Watch on Amazon Prime

Varda’s follow up to Cleo From 5 to 7 was this romantic drama that focuses on a young carpenter torn between his wife and the postal clerk he begins an affair with. The film draws from Impressionist imagery and challenges modern norms of fidelity and happiness; it won the Grand Jury Prize in 1965 at the Berlin International Film Festival. TIME called it a “exquisite essay on young love, spelled out with considerable cynicism and eye-filling art.”

Vagabond (1985)

Watch on Amazon Prime

This bleak 1985 film is a prime example of the way in which Varda mixed drama and documentary styles. She captures the plight of a fictional young woman (Sandrine Bonnaire) drifting through French wine country during bone-chilling winter, interspersing straight-to-camera interviews from other characters who encounter her along the way. The film currently holds a 100% rating on Rotten Tomatoes; TIME named it one of the best films of the 1986.

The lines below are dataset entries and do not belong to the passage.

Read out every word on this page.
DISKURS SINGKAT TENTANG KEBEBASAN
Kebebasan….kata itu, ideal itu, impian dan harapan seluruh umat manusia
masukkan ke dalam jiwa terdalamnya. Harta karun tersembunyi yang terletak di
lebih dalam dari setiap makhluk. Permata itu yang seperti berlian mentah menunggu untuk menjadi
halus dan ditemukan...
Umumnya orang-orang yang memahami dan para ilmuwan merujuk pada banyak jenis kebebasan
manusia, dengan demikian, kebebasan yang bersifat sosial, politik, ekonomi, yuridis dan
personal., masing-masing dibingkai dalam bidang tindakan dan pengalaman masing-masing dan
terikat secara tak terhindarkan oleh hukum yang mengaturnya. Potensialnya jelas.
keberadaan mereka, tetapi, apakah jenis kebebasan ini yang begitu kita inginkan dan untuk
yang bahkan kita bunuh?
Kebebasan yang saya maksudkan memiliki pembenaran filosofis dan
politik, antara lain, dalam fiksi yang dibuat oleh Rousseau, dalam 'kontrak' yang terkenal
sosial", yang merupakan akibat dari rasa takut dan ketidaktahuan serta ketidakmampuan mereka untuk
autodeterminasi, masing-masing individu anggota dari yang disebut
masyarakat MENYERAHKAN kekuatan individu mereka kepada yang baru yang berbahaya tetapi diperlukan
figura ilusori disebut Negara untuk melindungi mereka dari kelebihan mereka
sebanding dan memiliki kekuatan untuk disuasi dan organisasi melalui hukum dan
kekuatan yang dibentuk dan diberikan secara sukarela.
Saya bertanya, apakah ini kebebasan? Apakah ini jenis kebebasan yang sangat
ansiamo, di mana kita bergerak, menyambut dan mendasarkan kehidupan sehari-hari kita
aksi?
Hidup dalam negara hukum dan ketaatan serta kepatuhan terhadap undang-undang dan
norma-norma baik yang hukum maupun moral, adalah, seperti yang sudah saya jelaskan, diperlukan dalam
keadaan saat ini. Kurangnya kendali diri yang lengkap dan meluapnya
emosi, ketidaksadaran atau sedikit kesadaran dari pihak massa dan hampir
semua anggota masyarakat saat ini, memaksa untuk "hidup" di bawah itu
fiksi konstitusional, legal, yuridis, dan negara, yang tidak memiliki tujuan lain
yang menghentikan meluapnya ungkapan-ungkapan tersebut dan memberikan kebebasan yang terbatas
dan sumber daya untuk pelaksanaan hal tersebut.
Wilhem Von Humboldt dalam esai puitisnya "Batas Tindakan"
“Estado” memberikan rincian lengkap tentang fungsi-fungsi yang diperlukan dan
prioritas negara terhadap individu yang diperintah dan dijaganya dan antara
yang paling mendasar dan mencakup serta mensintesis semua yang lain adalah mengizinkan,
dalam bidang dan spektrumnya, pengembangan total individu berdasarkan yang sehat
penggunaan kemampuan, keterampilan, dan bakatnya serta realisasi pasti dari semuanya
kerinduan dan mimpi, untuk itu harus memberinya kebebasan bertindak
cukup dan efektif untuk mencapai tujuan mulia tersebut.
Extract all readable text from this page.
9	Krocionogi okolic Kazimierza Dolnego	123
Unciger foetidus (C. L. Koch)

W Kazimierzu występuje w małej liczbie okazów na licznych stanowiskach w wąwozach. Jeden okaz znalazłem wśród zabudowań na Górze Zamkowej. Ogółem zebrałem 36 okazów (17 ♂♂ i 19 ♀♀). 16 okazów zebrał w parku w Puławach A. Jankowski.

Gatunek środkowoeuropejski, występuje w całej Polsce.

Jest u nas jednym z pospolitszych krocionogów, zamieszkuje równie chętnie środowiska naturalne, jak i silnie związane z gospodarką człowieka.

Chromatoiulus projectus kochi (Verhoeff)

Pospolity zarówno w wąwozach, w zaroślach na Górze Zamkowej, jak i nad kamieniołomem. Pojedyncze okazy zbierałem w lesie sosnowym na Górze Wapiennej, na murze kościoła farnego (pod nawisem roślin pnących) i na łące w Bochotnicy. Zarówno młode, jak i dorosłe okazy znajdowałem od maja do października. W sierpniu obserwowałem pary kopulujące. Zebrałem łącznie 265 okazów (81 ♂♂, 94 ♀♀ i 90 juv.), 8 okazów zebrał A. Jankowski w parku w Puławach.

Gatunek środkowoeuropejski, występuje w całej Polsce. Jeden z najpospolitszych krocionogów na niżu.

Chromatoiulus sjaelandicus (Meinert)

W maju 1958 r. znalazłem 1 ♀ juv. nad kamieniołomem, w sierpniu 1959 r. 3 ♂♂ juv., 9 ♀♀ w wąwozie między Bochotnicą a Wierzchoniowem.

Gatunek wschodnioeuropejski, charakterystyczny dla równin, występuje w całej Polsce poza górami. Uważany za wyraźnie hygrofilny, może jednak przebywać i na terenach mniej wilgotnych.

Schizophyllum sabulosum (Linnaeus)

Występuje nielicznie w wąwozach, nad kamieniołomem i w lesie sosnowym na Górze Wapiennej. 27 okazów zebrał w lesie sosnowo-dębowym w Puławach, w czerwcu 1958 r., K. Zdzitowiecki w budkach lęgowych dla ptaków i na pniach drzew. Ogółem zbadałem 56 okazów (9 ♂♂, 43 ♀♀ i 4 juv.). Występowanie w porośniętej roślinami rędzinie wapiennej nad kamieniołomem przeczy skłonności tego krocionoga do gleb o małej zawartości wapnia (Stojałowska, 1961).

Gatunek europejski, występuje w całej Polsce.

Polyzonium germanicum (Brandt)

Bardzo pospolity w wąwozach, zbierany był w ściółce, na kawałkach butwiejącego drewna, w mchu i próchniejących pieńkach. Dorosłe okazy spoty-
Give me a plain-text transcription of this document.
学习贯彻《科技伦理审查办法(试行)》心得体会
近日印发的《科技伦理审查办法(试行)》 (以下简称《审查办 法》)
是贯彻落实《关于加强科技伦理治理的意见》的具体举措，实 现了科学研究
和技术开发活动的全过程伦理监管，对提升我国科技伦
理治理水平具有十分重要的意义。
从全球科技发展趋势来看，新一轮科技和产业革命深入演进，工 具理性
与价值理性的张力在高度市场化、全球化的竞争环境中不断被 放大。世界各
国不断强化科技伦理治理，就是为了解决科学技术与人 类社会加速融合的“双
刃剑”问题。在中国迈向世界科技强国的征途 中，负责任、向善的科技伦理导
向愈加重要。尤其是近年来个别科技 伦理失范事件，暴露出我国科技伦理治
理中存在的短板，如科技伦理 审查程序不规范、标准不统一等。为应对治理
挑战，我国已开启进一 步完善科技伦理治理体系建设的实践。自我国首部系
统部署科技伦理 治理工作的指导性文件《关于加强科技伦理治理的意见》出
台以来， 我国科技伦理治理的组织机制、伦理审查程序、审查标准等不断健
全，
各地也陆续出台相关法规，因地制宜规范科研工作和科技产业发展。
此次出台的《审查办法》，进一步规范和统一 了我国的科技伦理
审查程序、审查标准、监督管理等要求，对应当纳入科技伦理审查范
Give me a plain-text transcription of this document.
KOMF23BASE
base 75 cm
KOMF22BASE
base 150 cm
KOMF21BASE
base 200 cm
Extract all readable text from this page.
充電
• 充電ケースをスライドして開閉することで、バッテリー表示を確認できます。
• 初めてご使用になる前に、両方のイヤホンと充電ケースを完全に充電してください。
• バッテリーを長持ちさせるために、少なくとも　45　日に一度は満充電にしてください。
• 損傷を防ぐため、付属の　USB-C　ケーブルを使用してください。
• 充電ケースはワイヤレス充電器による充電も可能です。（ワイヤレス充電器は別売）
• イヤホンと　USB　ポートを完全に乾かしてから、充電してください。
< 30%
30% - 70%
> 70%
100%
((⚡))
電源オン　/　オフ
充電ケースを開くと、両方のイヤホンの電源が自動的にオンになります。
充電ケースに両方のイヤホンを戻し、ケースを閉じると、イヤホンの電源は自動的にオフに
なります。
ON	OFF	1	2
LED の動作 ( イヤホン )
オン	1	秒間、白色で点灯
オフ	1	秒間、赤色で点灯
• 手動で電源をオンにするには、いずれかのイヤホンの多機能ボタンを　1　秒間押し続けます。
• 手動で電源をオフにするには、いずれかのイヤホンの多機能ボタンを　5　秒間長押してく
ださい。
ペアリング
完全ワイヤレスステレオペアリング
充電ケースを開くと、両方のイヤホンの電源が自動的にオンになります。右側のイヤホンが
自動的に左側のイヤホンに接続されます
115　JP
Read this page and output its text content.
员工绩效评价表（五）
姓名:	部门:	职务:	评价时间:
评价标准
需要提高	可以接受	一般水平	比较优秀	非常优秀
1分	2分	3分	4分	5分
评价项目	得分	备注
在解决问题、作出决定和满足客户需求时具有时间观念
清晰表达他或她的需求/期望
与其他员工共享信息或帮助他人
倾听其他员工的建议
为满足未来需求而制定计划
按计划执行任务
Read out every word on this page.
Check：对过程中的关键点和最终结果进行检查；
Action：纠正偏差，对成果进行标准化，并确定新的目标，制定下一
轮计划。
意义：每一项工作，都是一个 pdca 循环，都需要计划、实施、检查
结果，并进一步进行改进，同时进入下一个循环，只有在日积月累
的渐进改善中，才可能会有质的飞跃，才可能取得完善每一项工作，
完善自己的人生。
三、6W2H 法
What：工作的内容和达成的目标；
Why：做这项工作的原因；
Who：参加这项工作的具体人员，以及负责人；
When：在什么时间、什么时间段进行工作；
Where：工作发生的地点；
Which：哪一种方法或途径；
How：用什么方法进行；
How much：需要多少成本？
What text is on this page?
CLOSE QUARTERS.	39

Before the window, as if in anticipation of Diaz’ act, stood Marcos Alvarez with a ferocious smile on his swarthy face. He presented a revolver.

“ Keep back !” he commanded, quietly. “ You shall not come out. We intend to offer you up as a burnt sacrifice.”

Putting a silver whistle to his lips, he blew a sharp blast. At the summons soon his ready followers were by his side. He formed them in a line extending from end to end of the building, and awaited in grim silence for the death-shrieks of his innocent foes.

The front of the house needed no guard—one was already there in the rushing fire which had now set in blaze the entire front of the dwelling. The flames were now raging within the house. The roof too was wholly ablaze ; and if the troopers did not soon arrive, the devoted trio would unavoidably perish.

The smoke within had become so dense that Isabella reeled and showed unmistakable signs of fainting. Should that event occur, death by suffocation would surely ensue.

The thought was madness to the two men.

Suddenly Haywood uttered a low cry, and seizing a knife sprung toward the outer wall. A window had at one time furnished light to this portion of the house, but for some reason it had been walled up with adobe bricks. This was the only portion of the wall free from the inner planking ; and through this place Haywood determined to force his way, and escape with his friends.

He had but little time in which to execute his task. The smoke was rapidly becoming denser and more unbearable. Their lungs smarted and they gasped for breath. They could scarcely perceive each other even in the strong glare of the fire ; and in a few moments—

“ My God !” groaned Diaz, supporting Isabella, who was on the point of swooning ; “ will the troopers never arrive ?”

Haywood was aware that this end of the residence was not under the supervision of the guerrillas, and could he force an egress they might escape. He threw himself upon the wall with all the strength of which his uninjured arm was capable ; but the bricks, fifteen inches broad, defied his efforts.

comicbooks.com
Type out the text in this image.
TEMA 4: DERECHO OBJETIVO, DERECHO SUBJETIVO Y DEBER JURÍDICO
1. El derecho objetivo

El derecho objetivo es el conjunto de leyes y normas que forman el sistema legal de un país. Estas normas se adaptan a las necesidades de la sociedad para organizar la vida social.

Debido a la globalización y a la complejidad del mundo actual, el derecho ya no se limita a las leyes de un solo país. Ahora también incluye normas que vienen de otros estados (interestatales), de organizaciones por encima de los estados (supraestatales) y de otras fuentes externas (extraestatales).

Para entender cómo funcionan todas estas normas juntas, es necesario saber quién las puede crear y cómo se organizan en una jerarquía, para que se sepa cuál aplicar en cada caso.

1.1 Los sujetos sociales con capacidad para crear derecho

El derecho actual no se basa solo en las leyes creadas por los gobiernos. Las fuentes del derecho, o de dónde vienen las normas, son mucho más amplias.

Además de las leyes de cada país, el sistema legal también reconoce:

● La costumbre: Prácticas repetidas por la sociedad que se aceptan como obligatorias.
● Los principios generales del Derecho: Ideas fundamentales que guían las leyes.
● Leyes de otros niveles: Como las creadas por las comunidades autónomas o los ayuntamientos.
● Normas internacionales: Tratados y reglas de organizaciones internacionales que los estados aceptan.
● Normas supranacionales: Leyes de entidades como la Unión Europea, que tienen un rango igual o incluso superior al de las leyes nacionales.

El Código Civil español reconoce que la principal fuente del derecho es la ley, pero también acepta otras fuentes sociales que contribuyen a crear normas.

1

The Beaches of Agnès (2008)

Watch on iTunes or Kanopy

Even if you don’t know what Kanopy is, there’s a good chance you have access to it: the streaming service operates in tandem with more than 200 public library systems across the United States. You can use your library card to sign up for an account that will give you free access to a catalog of more than 30,000 movies.

Several of Varda’s films are on Kanopy, including The Beaches of Agnès, her poignant and humor-filled film memoir made during her 80th year. She lingers on beaches, rummages through flea markets and reminisces about her wartime childhood and her friendships with Harrison Ford and Jim Morrison. She also explores her relationship with her late husband, the director Jacques Demy, and her sorrow after he died from complications from AIDS in 1990. TIME called it a “sly, sweet experiment.”

Faces Places (2017)

Watch on Netflix

In 2018, Varda became the oldest person ever nominated for a competitive Oscar for her documentary Faces Places. The film, a collaboration with the much younger artist JR, follows the odd couple as they zip through the French countryside, putting up giant photographs of the people they meet and engaging in warm, witty conversation. “The affection between them is the film’s heart and its motor, a story of two people looking at the world, facing forward together,” TIME’s film critic Stephanie Zacharek wrote in her review; she named it one of the best films of 2017.